Mid-term (2026-2027):
Multi-agent orchestration and AI ecosystems
In the mid-term, simple AI assistants are beginning to evolve into multi-agent systems orchestrating complex marketing workflows. Rather than one chatbot doing it all, specialized AI agents collaborate: one might analyze customer data, another generates personalized content, and another optimizes the delivery timing. Platforms like Optimizely Opal are already pioneering this approach, enabling multiple AI agents to work in concert with robust governance frameworks.
Long-term (2028 and beyond):
Generative experience optimization
Further into the future, marketing will evolve into a highly personalized, automated experience at every touchpoint. AI agents will dynamically adjust user experiences in real-time across digital platforms, while the concept of "marketing to AI"—where strategies target AI agents rather than human consumers directly—becomes mainstream. This fundamental shift will require marketers to craft messaging that resonates with both human and AI-driven decision-makers.
Concluding remarks
This report has validated what most Optimizely Opal users already know from experience: that adoption is rapid and broad, that AI results in real, measurable improvements in productivity, output, and quality, and that there are ways to make AI usage more effective.
Here are our most actionable takeaways from this Optimizely Opal study:
- Focus on improving key metrics: The data shows that Optimizely Opal impacts experimentation velocity, average test impact, marketing team output, and content quality. Use it intentionally to improve these key metrics that drive value for the business.
- Embed comprehensively throughout workflows: Optimizely Opal works best when used throughout the content lifecycle and scales with more use. Use it not only as an idea generator, but as a strategic partner through the whole marketing process.
- Set up your AI program for success: AI isn’t a silver bullet. Some approaches work better than others. Adopt best practices and governance to get the most out of your investment.

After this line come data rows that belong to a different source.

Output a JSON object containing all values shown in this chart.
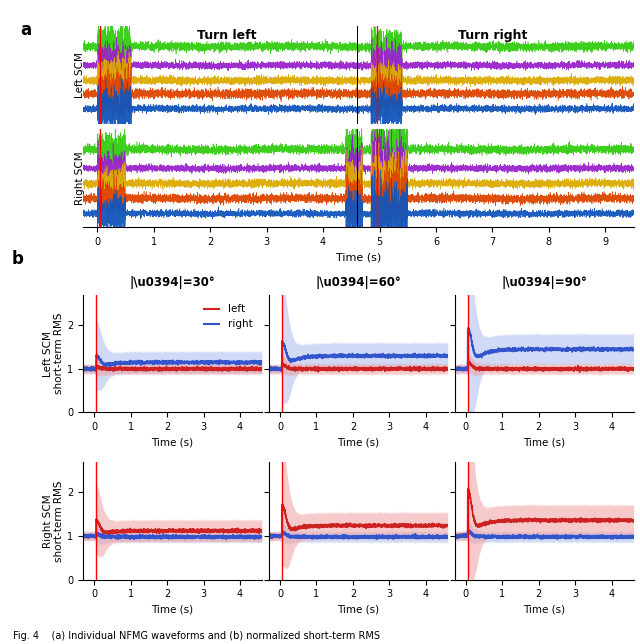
{
  "panel_a": {
    "title_left": "Turn left",
    "title_right": "Turn right",
    "left_scm_label": "Left SCM",
    "right_scm_label": "Right SCM",
    "colors": [
      "#33cc11",
      "#9922cc",
      "#ddaa00",
      "#dd4400",
      "#1155bb"
    ],
    "xlabel": "Time (s)",
    "xlim": [
      -0.25,
      9.5
    ],
    "red_lines": [
      0.05,
      4.95
    ],
    "black_line": 4.6,
    "turn_left_x": 2.3,
    "turn_right_x": 7.0
  },
  "panel_b": {
    "titles": [
      "|\\u0394|=30°",
      "|\\u0394|=60°",
      "|\\u0394|=90°"
    ],
    "left_scm_label": "Left SCM\nshort-term RMS",
    "right_scm_label": "Right SCM\nshort-term RMS",
    "xlabel": "Time (s)",
    "xlim": [
      -0.3,
      4.6
    ],
    "ylim": [
      0,
      2.7
    ],
    "red_line": 0.05,
    "color_left": "#cc2222",
    "color_right": "#3355cc",
    "fill_left": "#f0a0a0",
    "fill_right": "#aabbee",
    "legend_left": "left",
    "legend_right": "right"
  },
  "figure_bg": "#ffffff",
  "caption": "Fig. 4    (a) Individual NFMG waveforms and (b) normalized short-term RMS"
}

Many Optimizely customers are already putting these insights into practice and seeing the benefits. As a leader in AI innovation, we’ll continue expanding our capabilities and reporting how best to use them in future analyses.
Appendix
Key definitions
- Experiments/Personalization Campaigns Created – The number of new experiments or personalization campaigns initiated within the reporting period.
- Experiments/Personalization Campaigns Concluded – The number of experiments or personalization campaigns that have reached a definitive outcome in the reporting period.
- Average Test Impact – The expected value of an experiment, calculated as win rate × uplift, used to forecast future returns and balance win rate with impact size.
- Campaigns – Coordinated sets of marketing or content activities aimed at achieving a specific goal, often spanning multiple channels and assets.
- Tasks – Individual pieces of work (e.g., write, review, edit) assigned to users within a CMP workflow.
- Engagement Time – duration a visitor actively interacts with a page—measured when the page is in focus and the user scrolls or moves the cursor, plus a 5-second grace period after activity stops.
- Credits – Optimizely Opal usage is measured in credits, consumed whenever an Optimizely Opal feature calls an AI model. Credit use varies by task complexity.